Ending the competition of lowering wages: the case for the Fair Pay Agreements

When the working group on the Fair Pay Agreements (FPA) released their report last January, their findings gave a stark assessment of the state of New Zealand wages in recent decades.

The working group  composed of economists, business leaders, and trade unionists found out that New Zealanders were working longer hours, but producing less per hour, compared to other countries in the OECD. Productivity in recent decades have been relatively poor, and economic growth was driven largely by increased labour force participation rather than labour productivity.

(READ: The FPA working group’s report)

While growth was observed in workers’ wages over the decades, it was at a rate much slower than labour productivity. In addition, wages for those on lower-income brackets increased slower than those on high wages – with the exception of minimum-wage workers.

In summary, the working group found out that New Zealand workers were working more, but producing less, and saw their wages increasing at a sluggish rate. This reality negatively impacted our country’s economic growth, and contributed to growing income inequality also.

New Zealand has problems with labour productivity, and income inequality. To rectify this, the working group identified factors which have led to these problems and solutions to ameliorate them.

The gist of those factors is that employers have no incentive to increase wages because workers compete with one another for good jobs, thereby bidding themselves down in terms of pay to be more employable. This “race to the bottom” is made possible by our current employment laws that yield too much bargaining power to the employer, and too little to the employee.

The working group recommended that “New Zealand must have a highly skilled and innovative economy that provides well-paid, decent jobs, and delivers broad-based gains from economic growth and productivity”. This can only happen if the scales are readjusted to give more leverage to workers – whose labour ultimately allows businesses to function and to flourish.

The objective the working group was tasked with was “to create a level playing field where good employers are not disadvantaged by paying reasonable, industry-standard wages”. To achieve that, the working group recommendations called for sector-wide collective agreements akin to the practice in European countries and elsewhere in the OECD.

As opposed to decentralised collective bargaining agreements that is the current norm, a new mechanism was recommended wherein employers across an entire industry would be subjected to collective bargaining altogether.

Under current arrangements, workers generally negotiate as individuals with their employers – allowing the latter to pit one employee against another, driving wages down. Many workers organise into labour unions and attain a much stronger bargaining power with their employers, but there is still a lot more workers who do not unionise and fall behind from those who are.

What happens is that working people compete with other working people to stymie their wage growth, people end up working hard to their own detriment.

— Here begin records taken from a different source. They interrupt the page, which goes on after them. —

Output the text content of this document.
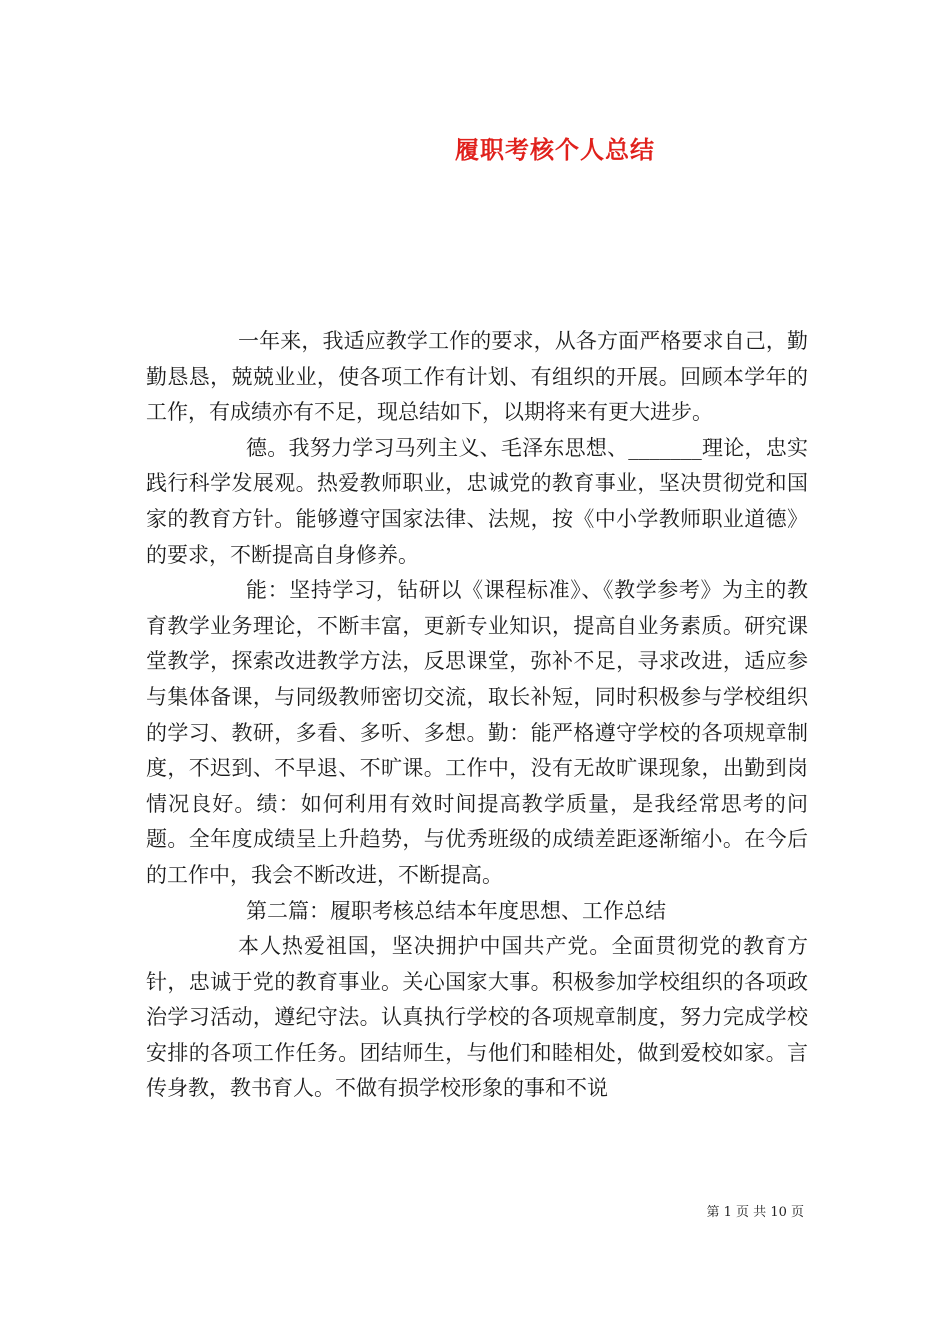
履职考核个人总结

一年来，我适应教学工作的要求，从各方面严格要求自己，勤勤恳恳，兢兢业业，使各项工作有计划、有组织的开展。回顾本学年的工作，有成绩亦有不足，现总结如下，以期将来有更大进步。

德。我努力学习马列主义、毛泽东思想、_______理论，忠实践行科学发展观。热爱教师职业，忠诚党的教育事业，坚决贯彻党和国家的教育方针。能够遵守国家法律、法规，按《中小学教师职业道德》的要求，不断提高自身修养。

能：坚持学习，钻研以《课程标准》、《教学参考》为主的教育教学业务理论，不断丰富，更新专业知识，提高自业务素质。研究课堂教学，探索改进教学方法，反思课堂，弥补不足，寻求改进，适应参与集体备课，与同级教师密切交流，取长补短，同时积极参与学校组织的学习、教研，多看、多听、多想。勤：能严格遵守学校的各项规章制度，不迟到、不早退、不旷课。工作中，没有无故旷课现象，出勤到岗情况良好。绩：如何利用有效时间提高教学质量，是我经常思考的问题。全年度成绩呈上升趋势，与优秀班级的成绩差距逐渐缩小。在今后的工作中，我会不断改进，不断提高。

第二篇：履职考核总结本年度思想、工作总结

本人热爱祖国，坚决拥护中国共产党。全面贯彻党的教育方针，忠诚于党的教育事业。关心国家大事。积极参加学校组织的各项政治学习活动，遵纪守法。认真执行学校的各项规章制度，努力完成学校安排的各项工作任务。团结师生，与他们和睦相处，做到爱校如家。言传身教，教书育人。不做有损学校形象的事和不说

第 1 页 共 10 页
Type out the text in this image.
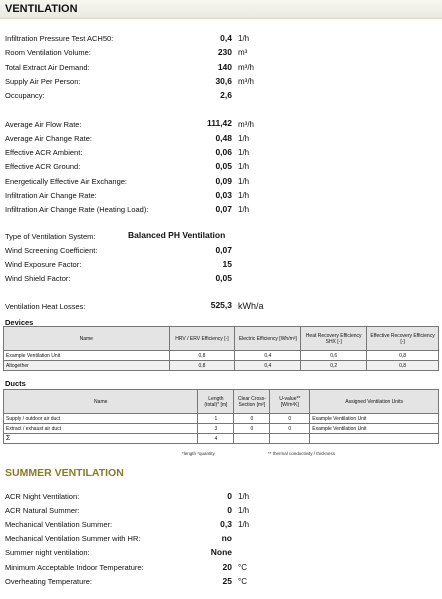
VENTILATION
Infiltration Pressure Test ACH50:	0,4 1/h
Room Ventilation Volume:	230 m³
Total Extract Air Demand:	140 m³/h
Supply Air Per Person:	30,6 m³/h
Occupancy:	2,6
Average Air Flow Rate:	111,42 m³/h
Average Air Change Rate:	0,48 1/h
Effective ACR Ambient:	0,06 1/h
Effective ACR Ground:	0,05 1/h
Energetically Effective Air Exchange:	0,09 1/h
Infiltration Air Change Rate:	0,03 1/h
Infiltration Air Change Rate (Heating Load):	0,07 1/h
Type of Ventilation System:	Balanced PH Ventilation
Wind Screening Coefficient:	0,07
Wind Exposure Factor:	15
Wind Shield Factor:	0,05
Ventilation Heat Losses:	525,3 kWh/a
Devices
Name	HRV / ERV Efficiency [-]	Electric Efficiency [Wh/m³]	Heat Recovery Efficiency SHX [-]	Effective Recovery Efficiency [-]
Example Ventilation Unit	0,8	0,4	0,6	0,8
Altogether	0,8	0,4	0,2	0,8
Ducts
Name	Length (total)* [m]	Clear Cross-Section [m²]	U-value** [W/m²K]	Assigned Ventilation Units
Supply / outdoor air duct	1	0	0	Example Ventilation Unit
Extract / exhaust air duct	3	0	0	Example Ventilation Unit
Σ	4			
*length *quantity	** thermal conductivity / thickness
SUMMER VENTILATION
ACR Night Ventilation:	0 1/h
ACR Natural Summer:	0 1/h
Mechanical Ventilation Summer:	0,3 1/h
Mechanical Ventilation Summer with HR:	no
Summer night ventilation:	None
Minimum Acceptable Indoor Temperature:	20 °C
Overheating Temperature:	25 °C
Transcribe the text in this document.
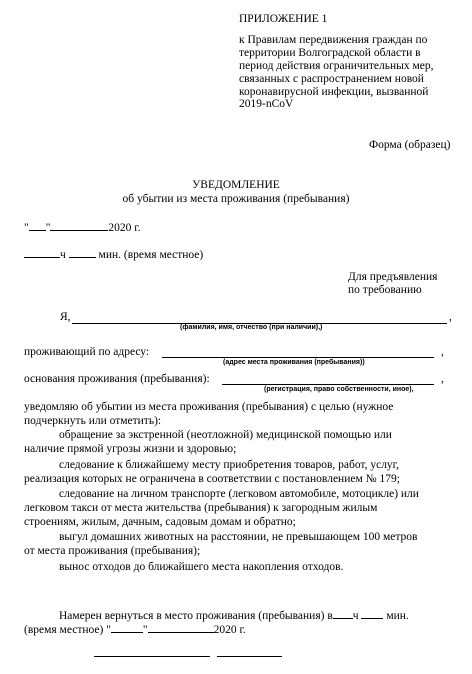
ПРИЛОЖЕНИЕ 1
к Правилам передвижения граждан по
территории Волгоградской области в
период действия ограничительных мер,
связанных с распространением новой
коронавирусной инфекции, вызванной
2019-nCoV
Форма (образец)
УВЕДОМЛЕНИЕ
об убытии из места проживания (пребывания)
" "	2020 г.
ч	мин. (время местное)
Для предъявления
по требованию
Я,	,
(фамилия, имя, отчество (при наличии),)
проживающий по адресу:	,
(адрес места проживания (пребывания))
основания проживания (пребывания):	,
(регистрация, право собственности, иное),
уведомляю об убытии из места проживания (пребывания) с целью (нужное
подчеркнуть или отметить):
обращение за экстренной (неотложной) медицинской помощью или
наличие прямой угрозы жизни и здоровью;
следование к ближайшему месту приобретения товаров, работ, услуг,
реализация которых не ограничена в соответствии с постановлением № 179;
следование на личном транспорте (легковом автомобиле, мотоцикле) или
легковом такси от места жительства (пребывания) к загородным жилым
строениям, жилым, дачным, садовым домам и обратно;
выгул домашних животных на расстоянии, не превышающем 100 метров
от места проживания (пребывания);
вынос отходов до ближайшего места накопления отходов.
Намерен вернуться в место проживания (пребывания) в ч мин.
(время местное) "	"	2020 г.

The outcome will be different if say, all workers across an entire industry negotiate as one with every employer in that nominated sector. If workers organised as a robust unit, they can bargain more effectively with their employers than as individual workers, or as a small group of unionised workers.

This is precisely what the Fair Pay Agreements aims to do, it sets out a framework for union and non-union workers to collectively bargain with all employers in that given occupation or industry. The FPAs will set a minimum pay for workers across that entire sector, and also empower them to negotiate for better work conditions and employment benefits.

Trade unions have already identified security guards, cleaners, and supermarket workers as the top three occupations that should initiate FPA bargaining. These sectors were identified specifically because their wages have fallen in real terms since the last forty years, precisely the problem identified in the FPA working group’s report.

If successful, workers across these three occupations will be able to collectively demand higher pay and better work conditions – ending the “race to the bottom” that we see today. The working group recommended that 10% of workers in a nominated sector or occupation can trigger an FPA bargaining process, giving workers a significant boost in their ability to negotiate better compensation for their labour.

For now, the FPA is merely a working group report – it has to be adopted into legislation to have any effect. The onus, then, is on the Coalition Government to give New Zealand workers some power once again to negotiate for better outcomes.

Given their particular focus on “well-being”, the FPA should be a no-brainer for the Government. The working group already stated that New Zealand was lagging behind their OECD counterparts in terms of productivity and wages – the remedy for those problems has been put right in front of them in the form of the FPA, they only need to apply it.